Dryden had his doubts. He suspected he’d lost Laura for ever on the night of the accident. The nurses at the Tower preserved a professional optimism. They threw open the windows on fine days, used Laura’s room to chat and work in, and encouraged him to surround her with stimulating reminders of the life her mind continued to reject.

There was little doubt exactly what Laura’s mind was seeking to evade: the memory of the crash in Harrimere Drain. Three hours trapped in a car beneath the black water of the ditch. Three hours in which she could have had no choice but to blame him, as she struggled to understand why he wasn’t there, slowly retreating into a coma which denied the unacceptable reality that she had been abandoned to die. He had driven the car but escaped without her: as a bald statement of guilt it was as seemingly inescapable as the black water through which he had swum towards the moonlight.

He wanted her back so that he could tell her what really happened. What he didn’t want was a recovery which was incomplete. She was the perfect patient as she was: he wanted her back as she had been. What he feared most was a lifetime spent caring for someone who hated him, or worse despised him secretly. He had to be able to tell Laura exactly what happened that night at Harrimere Drain – and know that she believed him.

She had to know that it wasn’t his fear of water that stopped him going back.

Scared of water, or just scared? Cowardice born in the single image of the criss-cross pattern of his skates in ice seen above his drowning ten-year-old head.

Meanwhile the insurance company went on paying the bills – an unavoidable act of grace after Dryden had dropped the good name of the Mid-Anglian Mutual into every interview he had given in the months following Laura’s accident. One day they would resort to the small print on the policy and withdraw the funding, or at least take it to the courts. But he was prepared to move on to their savings, such as they were, and Laura’s parents had offered as well, willing to see their dreams of retirement modified, then abandoned. But the alternative was unspeakable – or at least unspoken. A steel bedstead in some tucked away ante-room in a hospital which would resent her consumption of scarce resources. Or worse, doctors willing to end it without pain.

Dryden began his ritual visit.

He threw the black greatcoat over a chair and unpacked the fresh food he had brought. Laura’s parents had owned a small Italian café in north London. He had used it as home when he was on the News. From the street it had looked like a sandwich bar but down a long dim corridor was a small dining room, lit by coloured Victorian skylights, with red-checked tablecloths on a dozen tables.
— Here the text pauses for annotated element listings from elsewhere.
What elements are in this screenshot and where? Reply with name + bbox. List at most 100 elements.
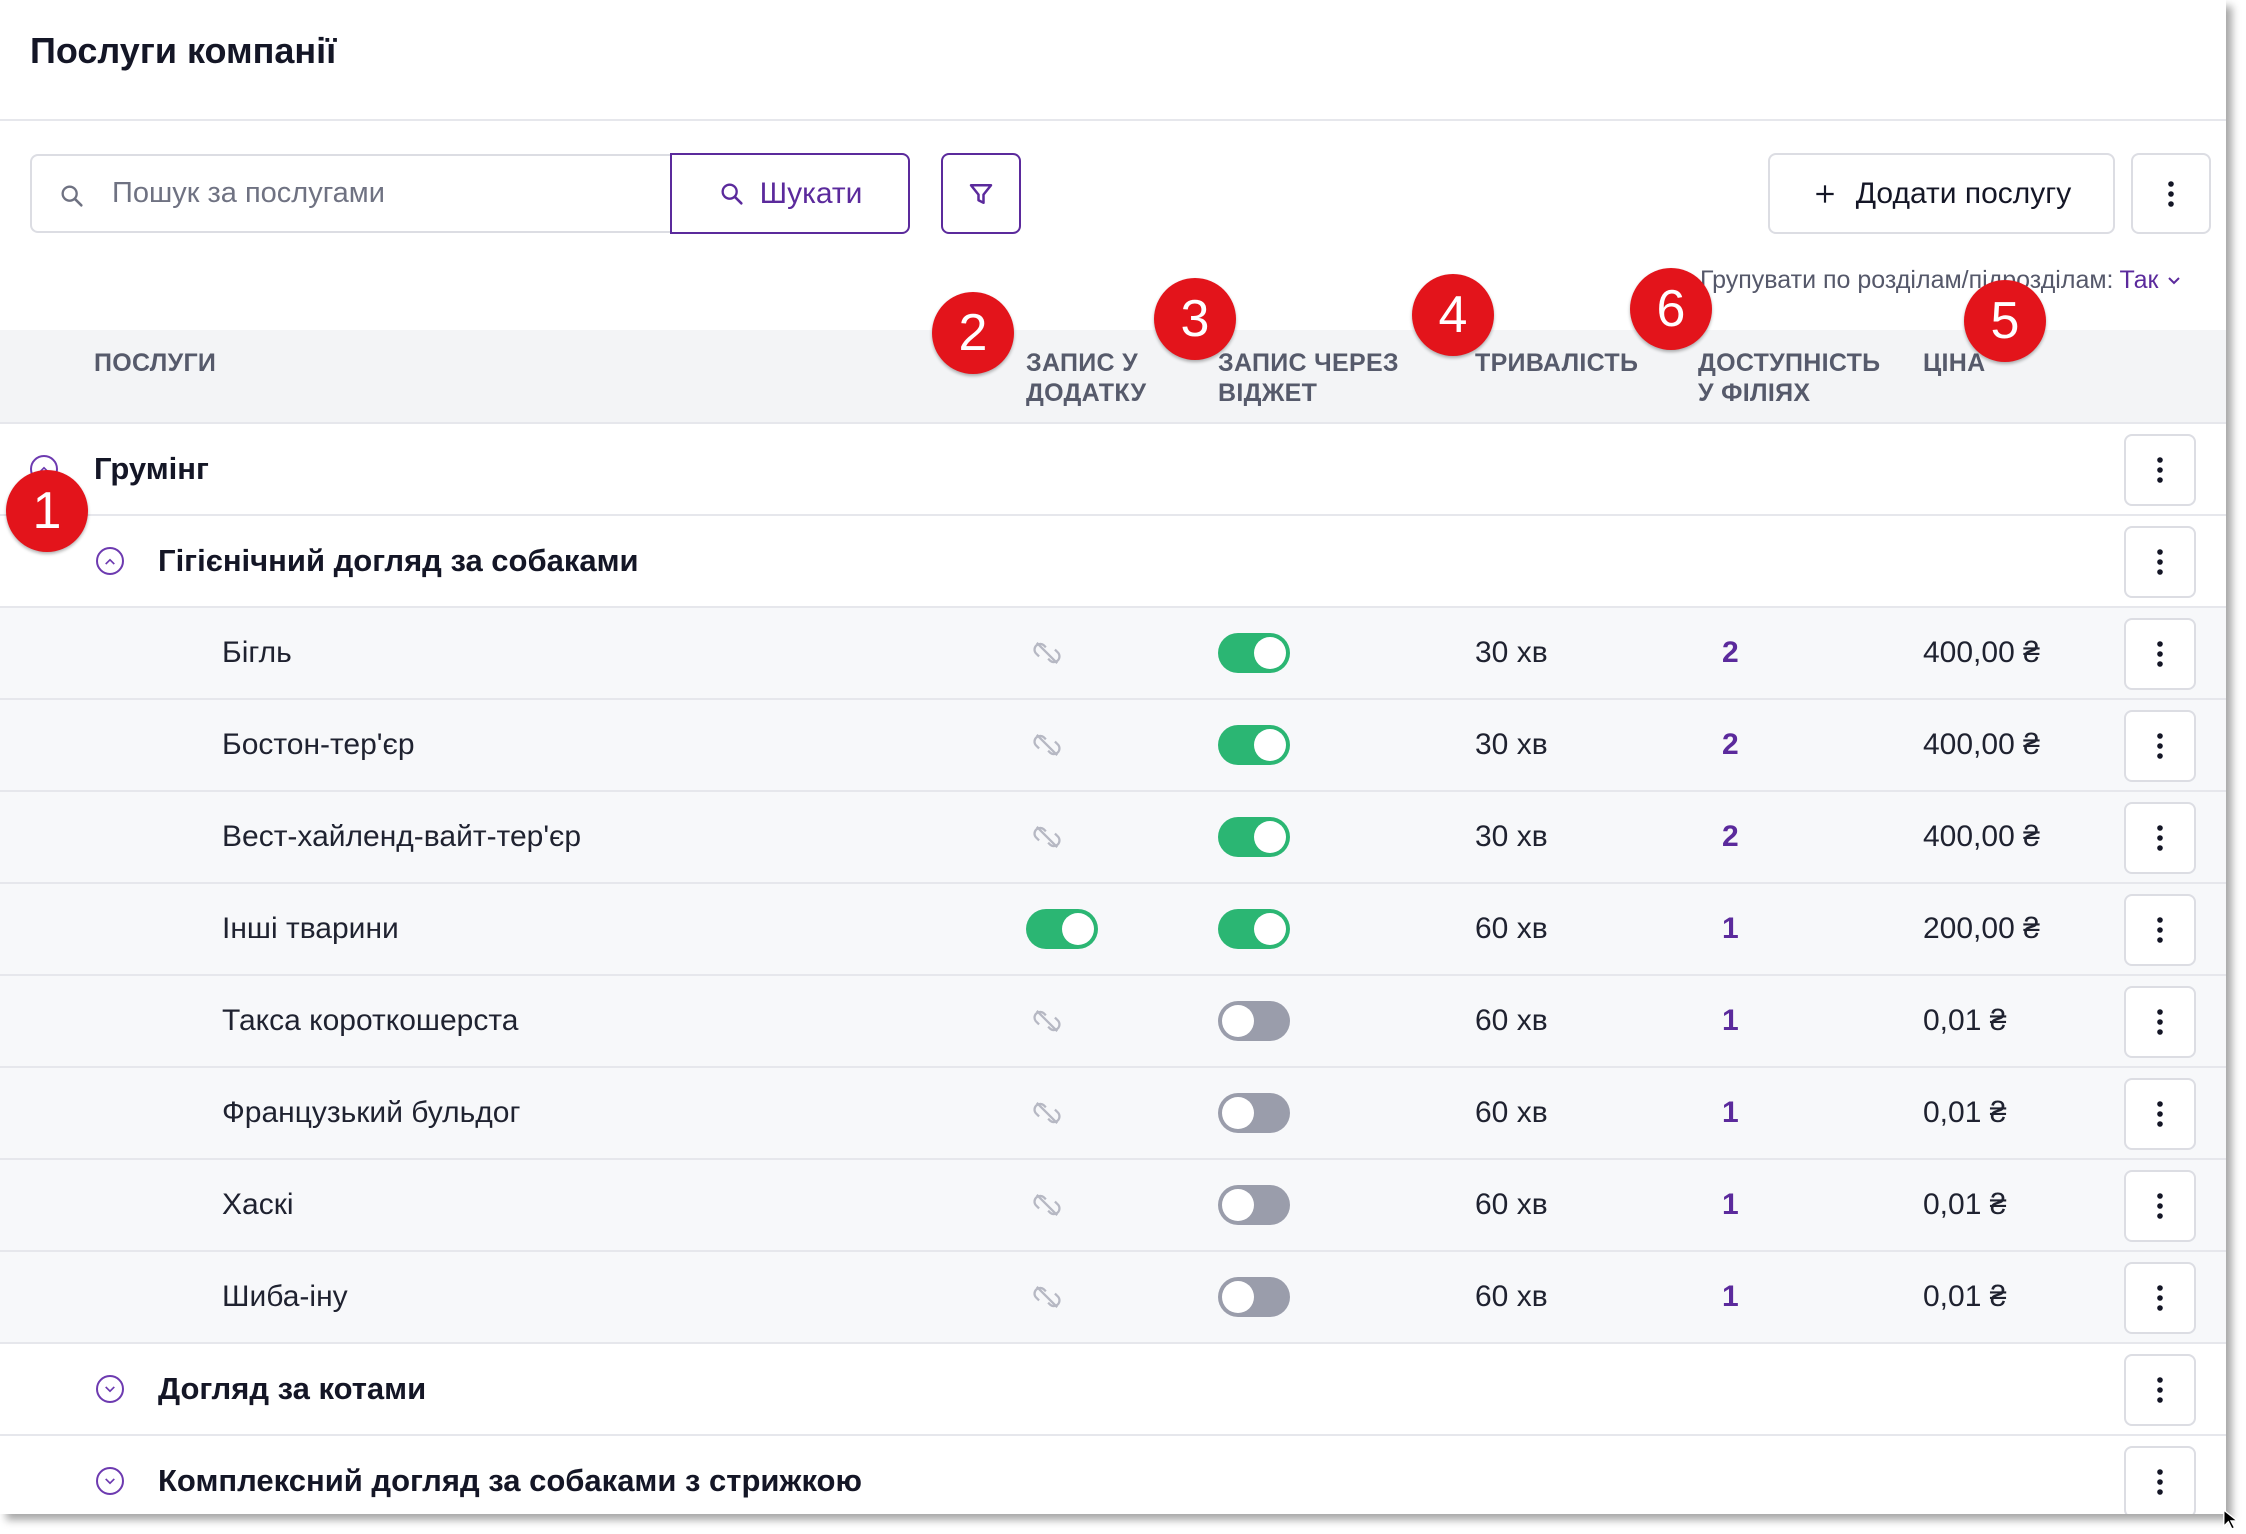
expand-toggle[interactable] [96, 1375, 124, 1403]
kebab-icon [2157, 733, 2163, 759]
kebab-icon [2157, 1469, 2163, 1495]
annotation-badge: 2 [932, 292, 1014, 374]
col-services: Послуги [94, 349, 217, 377]
kebab-icon [2157, 641, 2163, 667]
app-booking-toggle[interactable] [1026, 909, 1098, 949]
service-row[interactable]: Французький бульдог 60 хв 1 0,01 ₴ [0, 1068, 2226, 1160]
kebab-icon [2157, 917, 2163, 943]
table-header: Послуги Запис у додатку Запис через відж… [0, 330, 2226, 424]
service-duration: 30 хв [1475, 636, 1548, 669]
search-field[interactable] [30, 154, 672, 233]
branch-count-link[interactable]: 1 [1722, 1160, 1739, 1250]
branch-count-link[interactable]: 1 [1722, 1068, 1739, 1158]
kebab-icon [2157, 1101, 2163, 1127]
chevron-up-icon [105, 558, 115, 565]
search-button[interactable]: Шукати [670, 153, 910, 234]
kebab-icon [2157, 457, 2163, 483]
service-price: 0,01 ₴ [1923, 1188, 2007, 1221]
service-row[interactable]: Шиба-іну 60 хв 1 0,01 ₴ [0, 1252, 2226, 1344]
row-more-button[interactable] [2124, 802, 2196, 874]
service-duration: 60 хв [1475, 1096, 1548, 1129]
service-name: Вест-хайленд-вайт-тер'єр [222, 820, 582, 853]
subgroup-name: Гігієнічний догляд за собаками [158, 543, 639, 578]
broken-link-icon [1033, 641, 1061, 665]
row-more-button[interactable] [2124, 710, 2196, 782]
subgroup-name: Комплексний догляд за собаками з стрижко… [158, 1463, 862, 1498]
row-more-button[interactable] [2124, 526, 2196, 598]
service-name: Бостон-тер'єр [222, 728, 415, 761]
col-app-booking: Запис у додатку [1026, 348, 1146, 408]
branch-count-link[interactable]: 2 [1722, 792, 1739, 882]
service-duration: 30 хв [1475, 728, 1548, 761]
row-more-button[interactable] [2124, 986, 2196, 1058]
subgroup-row[interactable]: Догляд за котами [0, 1344, 2226, 1436]
subgroup-row[interactable]: Гігієнічний догляд за собаками [0, 516, 2226, 608]
chevron-down-icon [2167, 277, 2180, 285]
group-name: Грумінг [94, 451, 209, 486]
branch-count-link[interactable]: 1 [1722, 1252, 1739, 1342]
service-name: Французький бульдог [222, 1096, 521, 1129]
service-row[interactable]: Хаскі 60 хв 1 0,01 ₴ [0, 1160, 2226, 1252]
search-button-label: Шукати [759, 176, 863, 210]
toolbar-more-button[interactable] [2131, 153, 2211, 234]
widget-toggle[interactable] [1218, 1277, 1290, 1317]
service-price: 400,00 ₴ [1923, 820, 2040, 853]
row-more-button[interactable] [2124, 434, 2196, 506]
service-row[interactable]: Бігль 30 хв 2 400,00 ₴ [0, 608, 2226, 700]
widget-toggle[interactable] [1218, 817, 1290, 857]
col-duration: Тривалість [1475, 349, 1639, 377]
kebab-icon [2157, 825, 2163, 851]
row-more-button[interactable] [2124, 1078, 2196, 1150]
widget-toggle[interactable] [1218, 1185, 1290, 1225]
services-page: Послуги компанії Шукати Додати послугу [0, 0, 2226, 1514]
col-widget-booking-line1: Запис через [1218, 349, 1399, 377]
branch-count-link[interactable]: 1 [1722, 976, 1739, 1066]
col-branches: Доступність у філіях [1698, 348, 1880, 408]
row-more-button[interactable] [2124, 1262, 2196, 1334]
widget-toggle[interactable] [1218, 725, 1290, 765]
annotation-badge: 6 [1630, 268, 1712, 350]
row-more-button[interactable] [2124, 1170, 2196, 1242]
widget-toggle[interactable] [1218, 1001, 1290, 1041]
row-more-button[interactable] [2124, 894, 2196, 966]
col-app-booking-line2: додатку [1026, 379, 1147, 407]
widget-toggle[interactable] [1218, 633, 1290, 673]
widget-toggle[interactable] [1218, 1093, 1290, 1133]
group-by-value: Так [2119, 266, 2159, 294]
subgroup-row[interactable]: Комплексний догляд за собаками з стрижко… [0, 1436, 2226, 1514]
col-branches-line2: у філіях [1698, 379, 1811, 407]
collapse-toggle[interactable] [96, 547, 124, 575]
kebab-icon [2168, 180, 2174, 207]
annotation-badge: 5 [1964, 280, 2046, 362]
service-duration: 60 хв [1475, 1188, 1548, 1221]
service-name: Шиба-іну [222, 1280, 348, 1313]
widget-toggle[interactable] [1218, 909, 1290, 949]
branch-count-link[interactable]: 2 [1722, 700, 1739, 790]
add-service-label: Додати послугу [1855, 176, 2072, 210]
service-row[interactable]: Бостон-тер'єр 30 хв 2 400,00 ₴ [0, 700, 2226, 792]
group-by-label: Групувати по розділам/підрозділам: [1700, 266, 2114, 294]
broken-link-icon [1033, 1009, 1061, 1033]
branch-count-link[interactable]: 2 [1722, 608, 1739, 698]
add-service-button[interactable]: Додати послугу [1768, 153, 2115, 234]
group-row[interactable]: Грумінг [0, 424, 2226, 516]
service-row[interactable]: Такса короткошерста 60 хв 1 0,01 ₴ [0, 976, 2226, 1068]
filter-button[interactable] [941, 153, 1021, 234]
branch-count-link[interactable]: 1 [1722, 884, 1739, 974]
plus-icon [1816, 184, 1834, 203]
service-row[interactable]: Вест-хайленд-вайт-тер'єр 30 хв 2 400,00 … [0, 792, 2226, 884]
row-more-button[interactable] [2124, 618, 2196, 690]
row-more-button[interactable] [2124, 1446, 2196, 1514]
row-more-button[interactable] [2124, 1354, 2196, 1426]
service-price: 0,01 ₴ [1923, 1004, 2007, 1037]
kebab-icon [2157, 1193, 2163, 1219]
kebab-icon [2157, 549, 2163, 575]
service-price: 0,01 ₴ [1923, 1280, 2007, 1313]
expand-toggle[interactable] [96, 1467, 124, 1495]
search-input[interactable] [112, 156, 652, 231]
service-row[interactable]: Інші тварини 60 хв 1 200,00 ₴ [0, 884, 2226, 976]
group-by-selector[interactable]: Групувати по розділам/підрозділам: Так [1700, 266, 2181, 295]
service-name: Хаскі [222, 1188, 294, 1221]
service-price: 400,00 ₴ [1923, 728, 2040, 761]
search-icon [721, 183, 743, 205]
Laura had introduced herself by spilling a plate of fresh tortellini into his lap. Clearing it up had been oddly erotic.

Laura was short, compact, and olive brown. Her eyes were liquid brown and huge, her mouth was full – largely with gleaming teeth. Her hair was that particular coppery brown reserved for the Mediterranean. Laura projected a sense of humour, and a slight cast to one eye added a sexy nonconformism. She had the personality to fill a room and overwhelmed Dryden in the time it took to reorder the tortellini. In many ways she was his opposite: sensual, emotional, and a natural actor. She sprang from a family which had never failed to support her, which had never withheld its love, and she placed complete trust in those she loved as a result. Within a month Dryden had slipped effortlessly into this group assuming, unawares, a terrible responsibility.